Like, I mean, read this

(On a high speed connection, these podcasts may take up to a minute to load. Be patient. If you're on dial-up, you can simulate a podcast by reading the following article out loud.)

I woke up yesterday morning to the sounds of ice picks and hammers. Probably the neighbor gone overboard—tired of ice skating out to her car for the past two weeks—trying to break up the three-inch glacier covering everybody’s lawn out here on good Olde Cape Cod.

Then it occurred to me that the noises were just too loud to be the lady next door, so I put on some clothes and went outside to see what was going on. Rounding the corner of the house, I discovered a team of Swiss ice climbers scaling our chimney, which has sported a variety of challenging world class icefalls since last week’s storm. Querying them in my broken German, I learned that our chimney is rated WI4 on the World Icefall Difficulty Scale.

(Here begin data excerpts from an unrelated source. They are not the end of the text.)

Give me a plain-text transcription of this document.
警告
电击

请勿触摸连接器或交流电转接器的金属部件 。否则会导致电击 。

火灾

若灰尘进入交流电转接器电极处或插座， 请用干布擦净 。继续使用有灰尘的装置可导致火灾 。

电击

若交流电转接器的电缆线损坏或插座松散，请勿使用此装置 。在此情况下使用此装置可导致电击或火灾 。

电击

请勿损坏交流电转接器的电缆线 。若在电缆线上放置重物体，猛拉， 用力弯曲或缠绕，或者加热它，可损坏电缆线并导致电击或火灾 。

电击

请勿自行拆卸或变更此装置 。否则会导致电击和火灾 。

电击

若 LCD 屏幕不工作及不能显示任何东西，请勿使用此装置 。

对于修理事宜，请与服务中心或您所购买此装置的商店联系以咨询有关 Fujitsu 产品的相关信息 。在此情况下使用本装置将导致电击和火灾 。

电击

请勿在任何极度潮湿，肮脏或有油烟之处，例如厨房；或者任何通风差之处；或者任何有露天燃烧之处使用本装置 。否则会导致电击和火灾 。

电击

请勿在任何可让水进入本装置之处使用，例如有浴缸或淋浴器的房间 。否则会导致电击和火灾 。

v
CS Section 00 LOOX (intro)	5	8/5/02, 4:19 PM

There is no recession going on in Cape Cod emergency rooms. The Guinness Book of World’s Records was at the hospital in Hyannis certifying the record for most broken bones set in a 24-hour period. The ER doctors almost broke the cracked skull record, coming in second to the Saugus Marble Company disaster. We all remember when their delivery truck, loaded with six million marbles, crashed into a home heating oil tanker in the path of the Boston Marathon back in the 70’s.

On day one of this modern ice age, Mary and I were leaving for work and I stepped out the front door onto the stoop, only then realizing that it was covered with a clear glaze of ice. Briefcase in one hand and cup of coffee in the other, I was in trouble. I couldn’t retreat back into the house without my foot slipping out from under me, nor could I negotiate the rest of the steps without the risk of a life changing injury.

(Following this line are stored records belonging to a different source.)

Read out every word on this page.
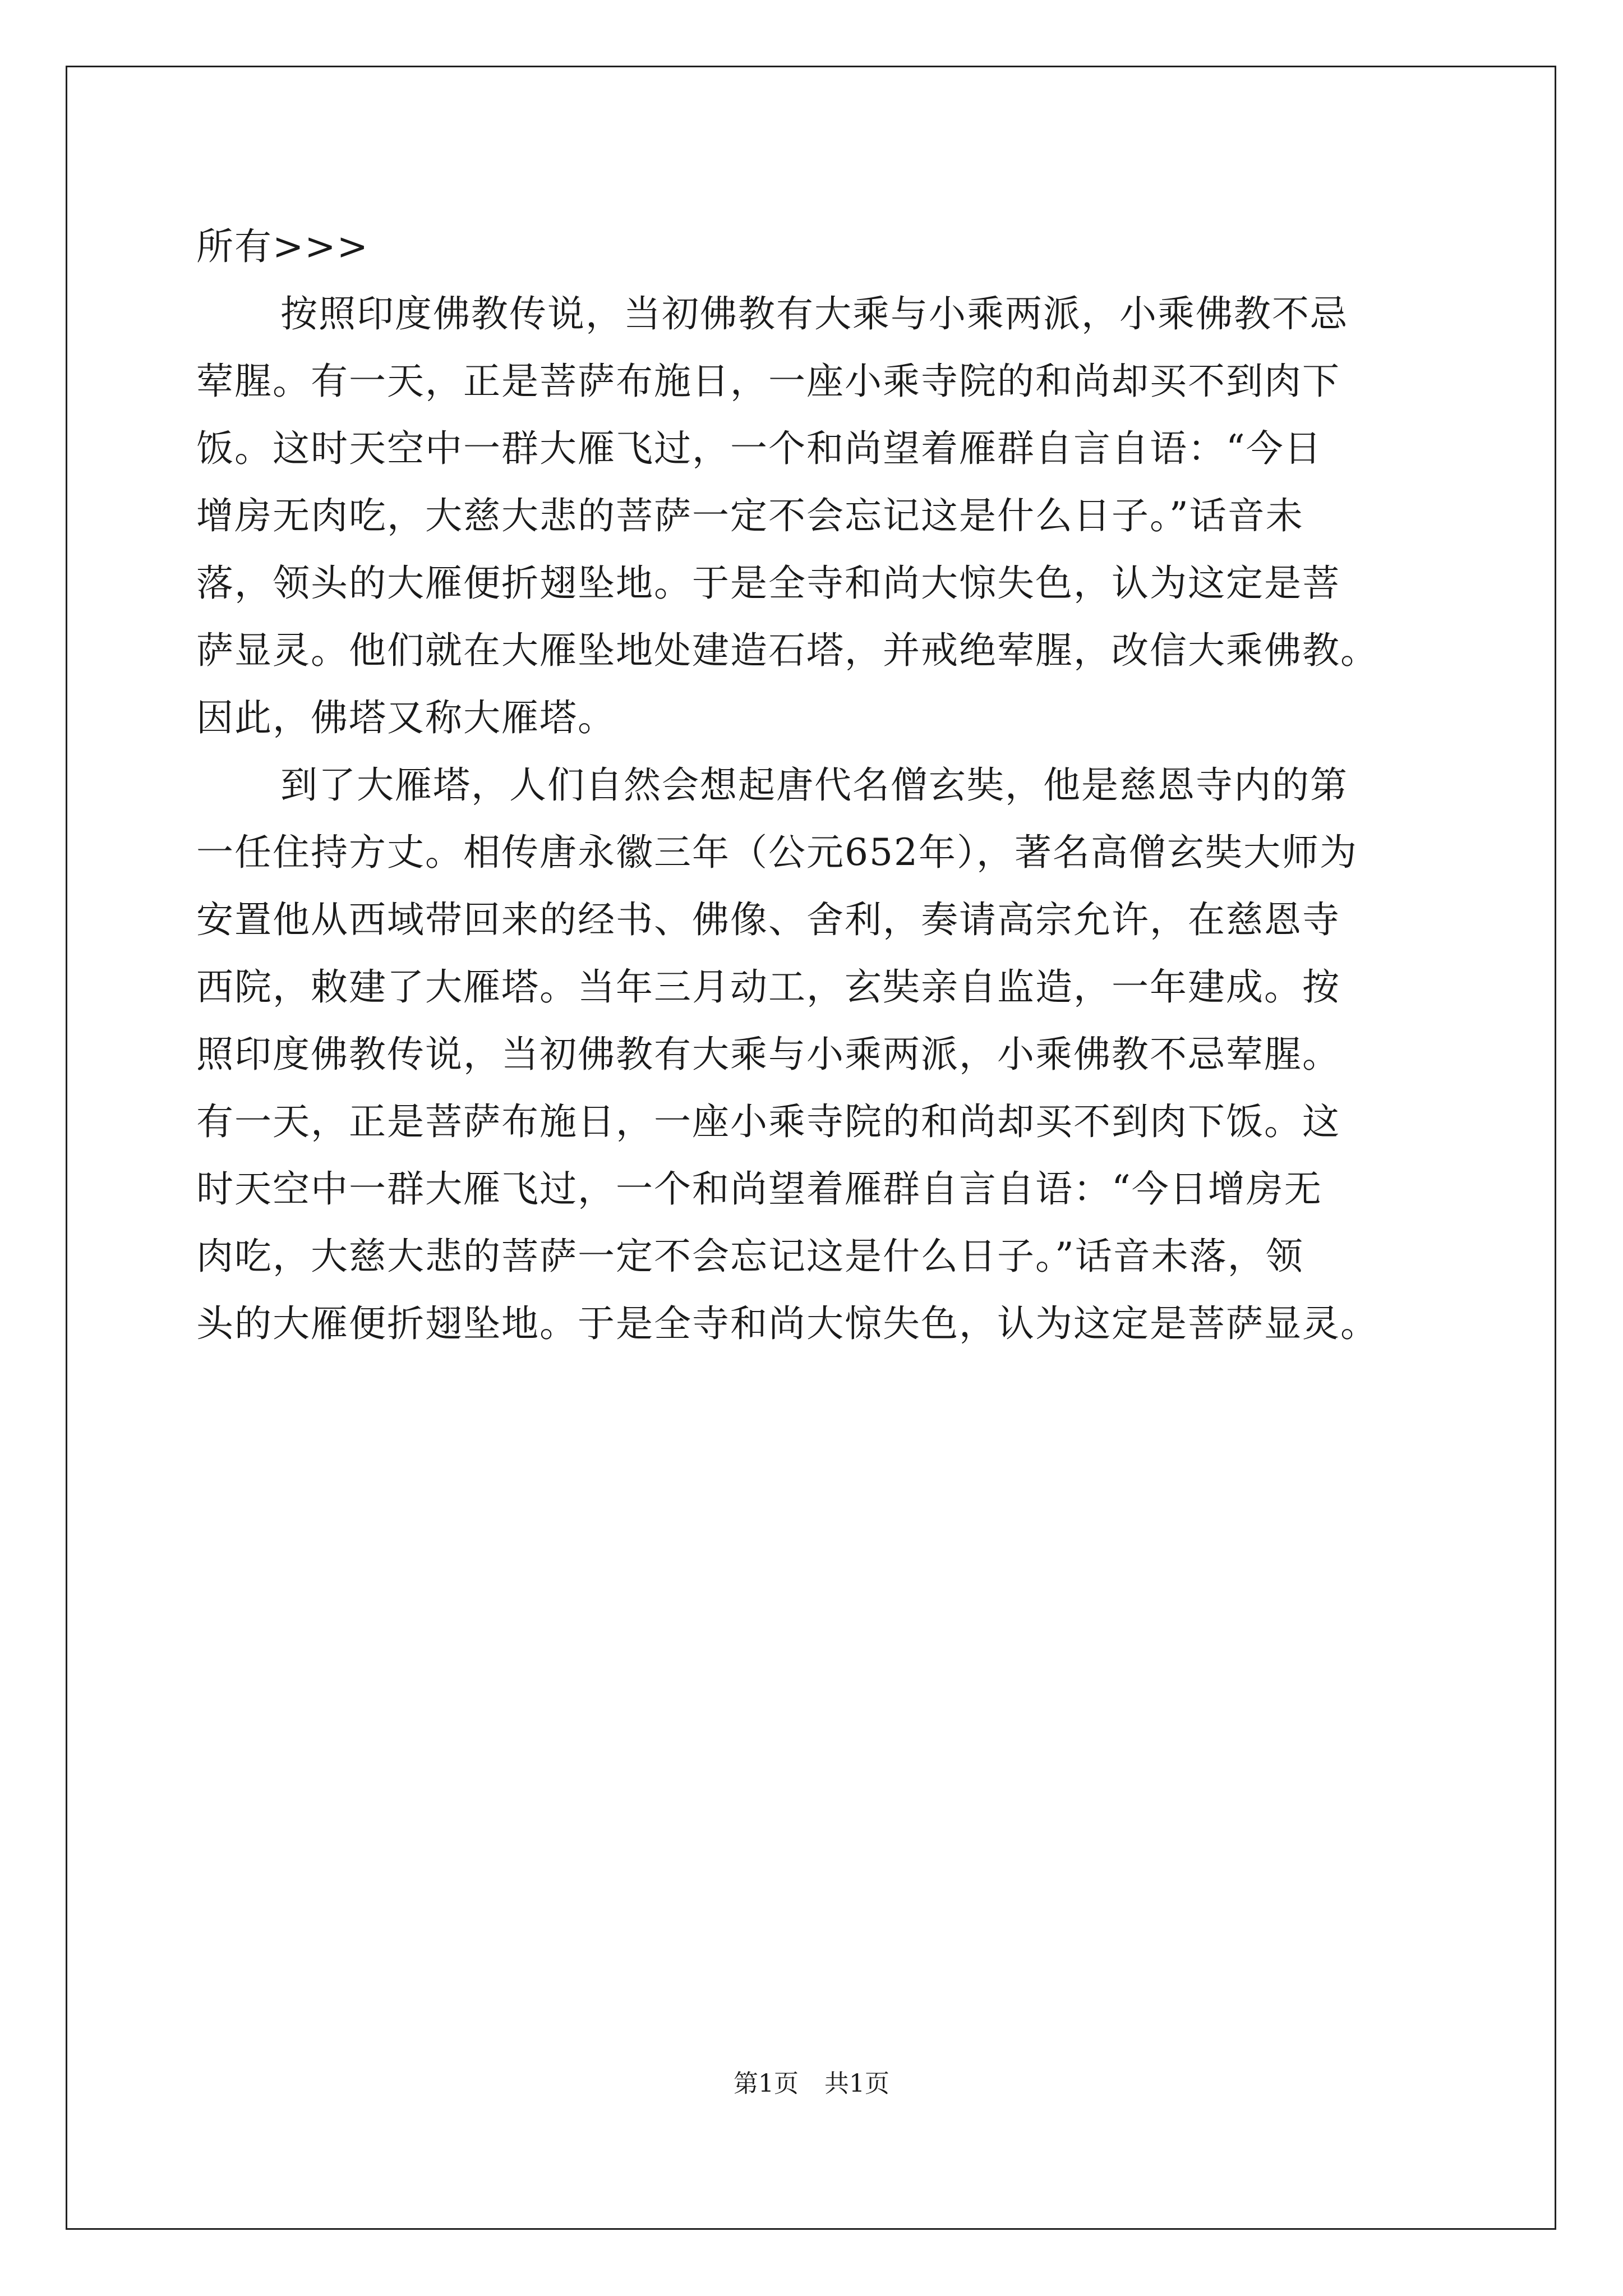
所有>>>
按照印度佛教传说，当初佛教有大乘与小乘两派，小乘佛教不忌
荤腥。有一天，正是菩萨布施日，一座小乘寺院的和尚却买不到肉下
饭。这时天空中一群大雁飞过，一个和尚望着雁群自言自语：“今日
增房无肉吃，大慈大悲的菩萨一定不会忘记这是什么日子。”话音未
落，领头的大雁便折翅坠地。于是全寺和尚大惊失色，认为这定是菩
萨显灵。他们就在大雁坠地处建造石塔，并戒绝荤腥，改信大乘佛教。
因此，佛塔又称大雁塔。
到了大雁塔，人们自然会想起唐代名僧玄奘，他是慈恩寺内的第
一任住持方丈。相传唐永徽三年（公元652年），著名高僧玄奘大师为
安置他从西域带回来的经书、佛像、舍利，奏请高宗允许，在慈恩寺
西院，敕建了大雁塔。当年三月动工，玄奘亲自监造，一年建成。按
照印度佛教传说，当初佛教有大乘与小乘两派，小乘佛教不忌荤腥。
有一天，正是菩萨布施日，一座小乘寺院的和尚却买不到肉下饭。这
时天空中一群大雁飞过，一个和尚望着雁群自言自语：“今日增房无
肉吃，大慈大悲的菩萨一定不会忘记这是什么日子。”话音未落，领
头的大雁便折翅坠地。于是全寺和尚大惊失色，认为这定是菩萨显灵。
第1页 共1页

I considered having Mary call 911. I could just stand there until firemen came to pluck me from my predicament, hopefully with such skill that I wouldn’t spill a drop of my coffee. Running this scenario through my head, I imagined the fire log in the weekly local newspaper: “Man stranded on frozen steps rescued by hook and ladder company at cost to taxpayers of $1,500.”

Plan B came to mind fairly swiftly. If I could just squat down, it would take at least four feet out of my fall, reducing the chance for a severe injury. So I called back to Mary: “I’m goin’ down!” With that, I slowly (and I mean really slowly, which Mary found to be intensely entertaining and comical) started squatting down. About half way into Plan B, I became aware of the physics involved. It has something to do with the ratio of the size of your derrière to the mass of your frontal lobe and, apparently, my ratio is too large.

My feet went out from under me in an instant and I landed hard on my ratio. Fortunately, I hadn’t injured anything, although I did lose control of my coffee; all the more entertaining for Mary, who by now was experiencing uncontrollable laughter—the kind that’s interrupted every few seconds with a snort.

From this point, all I had to do was scoot down the steps until I could reach a patch of snow and regain my footing. The rest of the trip to the car was quite treacherous and has remained so for over a week.

I wanted to share this tale with all of our friends who are enjoying the season down in their Floridian lairs. I imagine you’re all feeling very happy and smug about your decision to leave the character-building New England winters behind. If I was the envious type, I would cast a cold spell on you that would have you considering pulling a sweater out of the closet or closing a window or two, but I’m not. See you in the spring.